The Estonian watchdog announced conditions for its much-maligned 5G auction has been set, which paves the way for the anticipated sale to begin this year.
This was according to Minister of enterprise and information technology Andres Sutt, who said in a statement: "Finally, we can announce the 5G competition after a very long and difficult debate in public, in court, in government and elsewhere.
“But now we can focus on the future and bring consumers the ultrafast internet already this year, which has been eagerly awaited.”
Only three frequency licenses will be put up for sale despite prior legal challenges for a fourth. Starting price begins at € 1.59 million with interested parties to submit their interest before April 4.

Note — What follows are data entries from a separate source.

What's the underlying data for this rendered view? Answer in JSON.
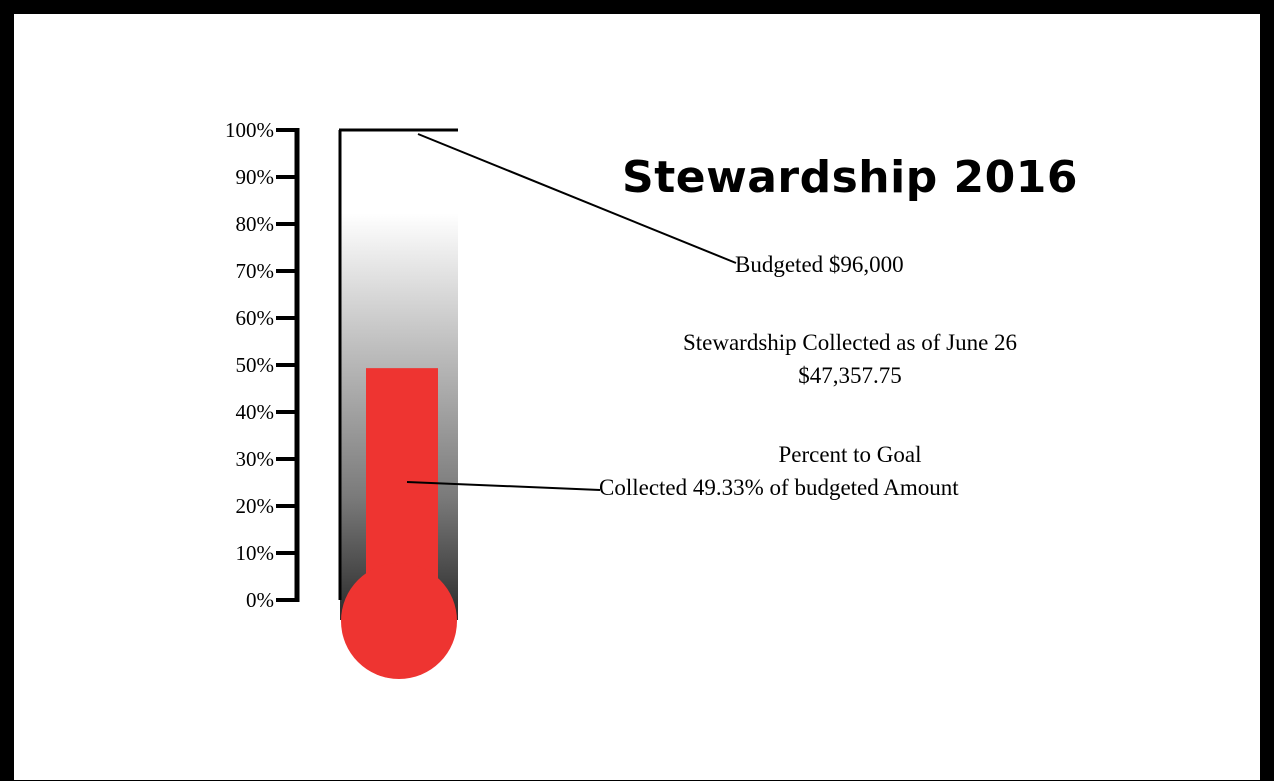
{
  "title": "Stewardship 2016",
  "budget_label": "Budgeted $96,000",
  "collected_heading": "Stewardship Collected as of June 26",
  "collected_amount": "$47,357.75",
  "percent_heading": "Percent to Goal",
  "percent_text": "Collected 49.33% of budgeted Amount",
  "colors": {
    "mercury": "#ee3431",
    "frame": "#000000"
  },
  "chart_data": {
    "type": "bar",
    "ticks": [
      "0%",
      "10%",
      "20%",
      "30%",
      "40%",
      "50%",
      "60%",
      "70%",
      "80%",
      "90%",
      "100%"
    ],
    "ylim": [
      0,
      100
    ],
    "values": [
      49.33
    ]
  }
}
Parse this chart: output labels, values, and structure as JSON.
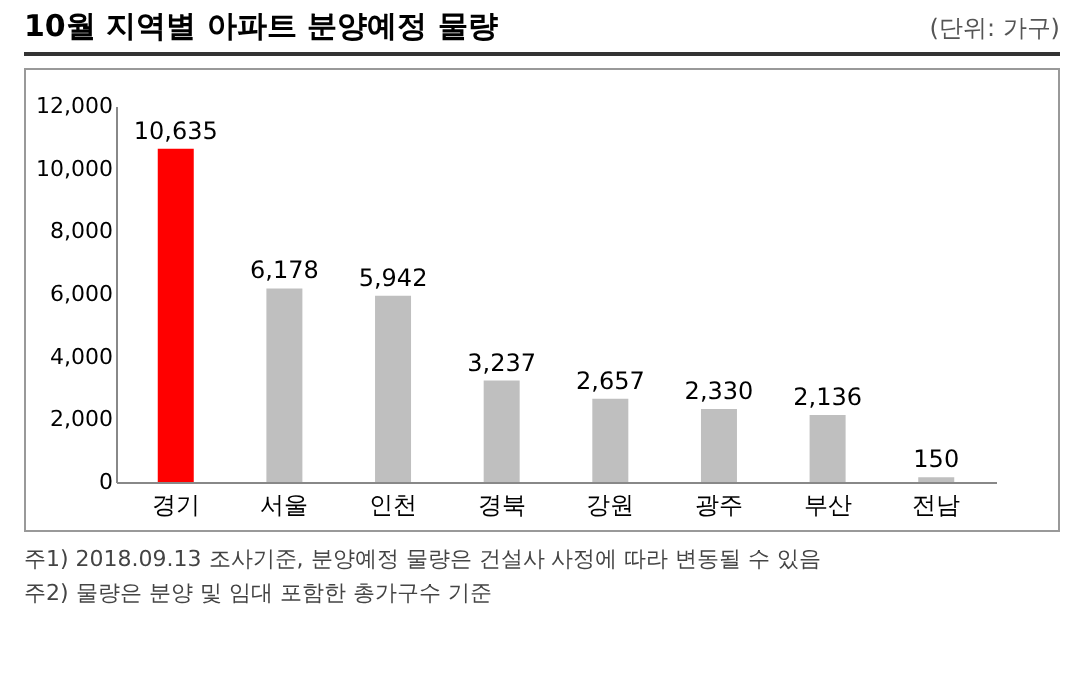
{
  "chart_data": {
    "type": "bar",
    "title": "10월 지역별 아파트 분양예정 물량",
    "subtitle": "(단위: 가구)",
    "categories": [
      "경기",
      "서울",
      "인천",
      "경북",
      "강원",
      "광주",
      "부산",
      "전남"
    ],
    "values": [
      10635,
      6178,
      5942,
      3237,
      2657,
      2330,
      2136,
      150
    ],
    "colors": [
      "#ff0000",
      "#bfbfbf",
      "#bfbfbf",
      "#bfbfbf",
      "#bfbfbf",
      "#bfbfbf",
      "#bfbfbf",
      "#bfbfbf"
    ],
    "value_labels": [
      "10,635",
      "6,178",
      "5,942",
      "3,237",
      "2,657",
      "2,330",
      "2,136",
      "150"
    ],
    "ylim": [
      0,
      12000
    ],
    "yticks": [
      0,
      {
        "value": 2000,
        "label": "2,000"
      },
      {
        "value": 4000,
        "label": "4,000"
      },
      {
        "value": 6000,
        "label": "6,000"
      },
      {
        "value": 8000,
        "label": "8,000"
      },
      {
        "value": 10000,
        "label": "10,000"
      },
      {
        "value": 12000,
        "label": "12,000"
      }
    ],
    "grid": false,
    "annotations": [
      "주1) 2018.09.13 조사기준, 분양예정 물량은 건설사 사정에 따라 변동될 수 있음",
      "주2) 물량은 분양 및 임대 포함한 총가구수 기준"
    ]
  }
}
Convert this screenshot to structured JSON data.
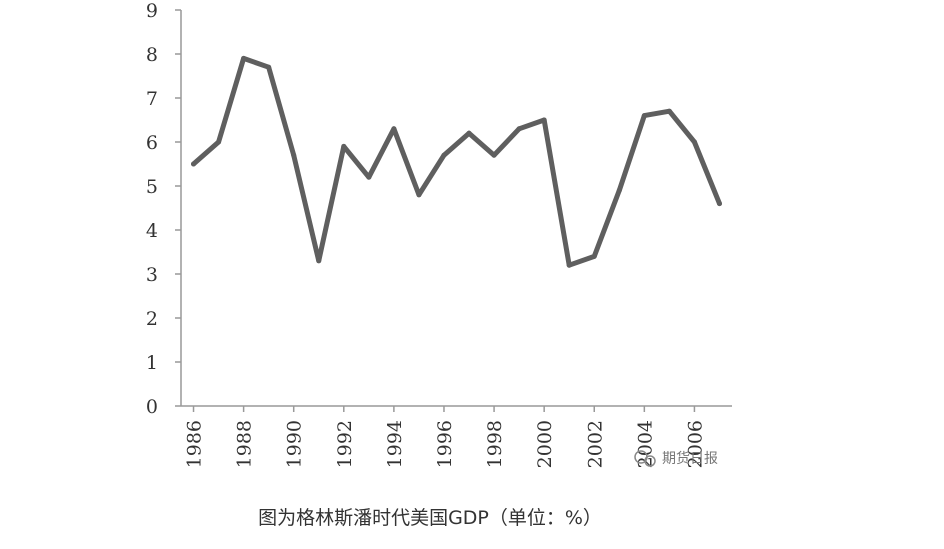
{
  "chart_data": {
    "type": "line",
    "title": "",
    "xlabel": "",
    "ylabel": "",
    "x": [
      1986,
      1987,
      1988,
      1989,
      1990,
      1991,
      1992,
      1993,
      1994,
      1995,
      1996,
      1997,
      1998,
      1999,
      2000,
      2001,
      2002,
      2003,
      2004,
      2005,
      2006,
      2007
    ],
    "series": [
      {
        "values": [
          5.5,
          6.0,
          7.9,
          7.7,
          5.7,
          3.3,
          5.9,
          5.2,
          6.3,
          4.8,
          5.7,
          6.2,
          5.7,
          6.3,
          6.5,
          3.2,
          3.4,
          4.9,
          6.6,
          6.7,
          6.0,
          4.6
        ]
      }
    ],
    "x_tick_labels": [
      "1986",
      "1988",
      "1990",
      "1992",
      "1994",
      "1996",
      "1998",
      "2000",
      "2002",
      "2004",
      "2006"
    ],
    "y_tick_labels": [
      "0",
      "1",
      "2",
      "3",
      "4",
      "5",
      "6",
      "7",
      "8",
      "9"
    ],
    "ylim": [
      0,
      9
    ],
    "xlim": [
      1985.5,
      2007.5
    ],
    "grid": false,
    "line_color": "#5f5f5f"
  },
  "watermark": "期货日报",
  "caption": "图为格林斯潘时代美国GDP（单位：%）"
}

The auction will begin in late April after submissions have been considered and licenses issued to winners no later than June this year.

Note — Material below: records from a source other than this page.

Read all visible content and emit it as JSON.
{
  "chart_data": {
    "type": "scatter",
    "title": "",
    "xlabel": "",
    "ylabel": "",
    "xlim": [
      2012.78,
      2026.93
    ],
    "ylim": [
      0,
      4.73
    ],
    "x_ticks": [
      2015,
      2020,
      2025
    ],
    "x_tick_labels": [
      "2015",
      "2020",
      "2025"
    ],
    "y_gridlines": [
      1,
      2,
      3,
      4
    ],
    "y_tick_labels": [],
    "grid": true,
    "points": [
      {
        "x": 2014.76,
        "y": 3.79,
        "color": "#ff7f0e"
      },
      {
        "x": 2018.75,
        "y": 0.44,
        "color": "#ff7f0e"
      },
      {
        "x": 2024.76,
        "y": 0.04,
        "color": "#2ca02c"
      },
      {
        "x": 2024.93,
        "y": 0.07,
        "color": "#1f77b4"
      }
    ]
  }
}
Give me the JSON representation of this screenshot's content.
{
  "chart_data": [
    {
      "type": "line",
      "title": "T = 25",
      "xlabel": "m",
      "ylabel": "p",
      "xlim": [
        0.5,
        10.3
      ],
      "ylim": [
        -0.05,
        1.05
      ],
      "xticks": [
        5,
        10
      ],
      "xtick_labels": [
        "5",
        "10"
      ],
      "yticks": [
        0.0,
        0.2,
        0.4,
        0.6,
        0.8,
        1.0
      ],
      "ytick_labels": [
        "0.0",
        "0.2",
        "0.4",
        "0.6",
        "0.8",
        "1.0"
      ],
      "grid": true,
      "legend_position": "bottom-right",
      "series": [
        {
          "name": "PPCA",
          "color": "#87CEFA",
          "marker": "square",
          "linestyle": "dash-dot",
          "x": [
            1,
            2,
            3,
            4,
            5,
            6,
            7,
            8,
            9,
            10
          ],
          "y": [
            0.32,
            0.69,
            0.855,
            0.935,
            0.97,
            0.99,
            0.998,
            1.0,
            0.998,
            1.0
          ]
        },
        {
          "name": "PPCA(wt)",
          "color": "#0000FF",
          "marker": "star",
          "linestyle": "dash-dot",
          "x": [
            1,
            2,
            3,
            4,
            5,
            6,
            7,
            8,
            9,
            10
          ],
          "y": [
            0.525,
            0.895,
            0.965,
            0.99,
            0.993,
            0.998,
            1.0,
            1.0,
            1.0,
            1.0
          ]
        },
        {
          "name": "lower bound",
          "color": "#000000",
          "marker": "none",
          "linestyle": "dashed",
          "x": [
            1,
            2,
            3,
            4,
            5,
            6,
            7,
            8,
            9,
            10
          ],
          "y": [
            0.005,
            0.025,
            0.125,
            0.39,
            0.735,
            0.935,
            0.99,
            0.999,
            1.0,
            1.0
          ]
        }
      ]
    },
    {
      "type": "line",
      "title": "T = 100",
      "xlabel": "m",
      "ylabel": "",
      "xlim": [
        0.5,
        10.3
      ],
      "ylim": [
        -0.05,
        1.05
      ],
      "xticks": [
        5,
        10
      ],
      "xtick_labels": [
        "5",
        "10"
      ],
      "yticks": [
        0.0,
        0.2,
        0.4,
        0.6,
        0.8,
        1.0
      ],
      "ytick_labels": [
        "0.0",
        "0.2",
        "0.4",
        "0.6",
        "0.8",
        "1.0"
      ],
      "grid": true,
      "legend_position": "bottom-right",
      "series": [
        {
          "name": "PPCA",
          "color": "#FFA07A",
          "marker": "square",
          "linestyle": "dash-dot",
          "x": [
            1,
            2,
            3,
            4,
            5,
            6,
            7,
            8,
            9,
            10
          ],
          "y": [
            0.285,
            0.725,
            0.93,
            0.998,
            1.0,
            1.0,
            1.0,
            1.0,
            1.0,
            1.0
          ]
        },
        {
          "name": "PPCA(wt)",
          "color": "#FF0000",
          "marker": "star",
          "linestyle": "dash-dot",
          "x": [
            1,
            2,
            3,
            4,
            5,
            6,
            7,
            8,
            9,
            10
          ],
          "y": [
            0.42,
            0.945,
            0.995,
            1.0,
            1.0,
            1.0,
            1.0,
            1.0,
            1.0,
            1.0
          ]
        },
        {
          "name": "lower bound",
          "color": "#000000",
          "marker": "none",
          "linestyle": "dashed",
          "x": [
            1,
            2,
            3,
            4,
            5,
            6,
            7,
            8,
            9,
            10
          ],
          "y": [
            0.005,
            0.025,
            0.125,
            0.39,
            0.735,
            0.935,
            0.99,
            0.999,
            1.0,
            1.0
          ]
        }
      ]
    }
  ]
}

Estonia’s 5G auction was in legal limbo in 2020 and stalled due to affixed and IoT provider Levikom issuing a court challenge against the Consumer Protection and Technical Regulatory Authority (TTJA), stating having three incumbent operators would stifle competition and benefit bigger players such as Elisa, Tele2 and Telia.
The regulator compromised and opened the fourth spot on the 3,410-3,800 MHz airwaves, but this drew criticism from the Estonian Association of Information Technology and Telecommunications which stated the spectrum will be too spread out to provide a true 5G connection.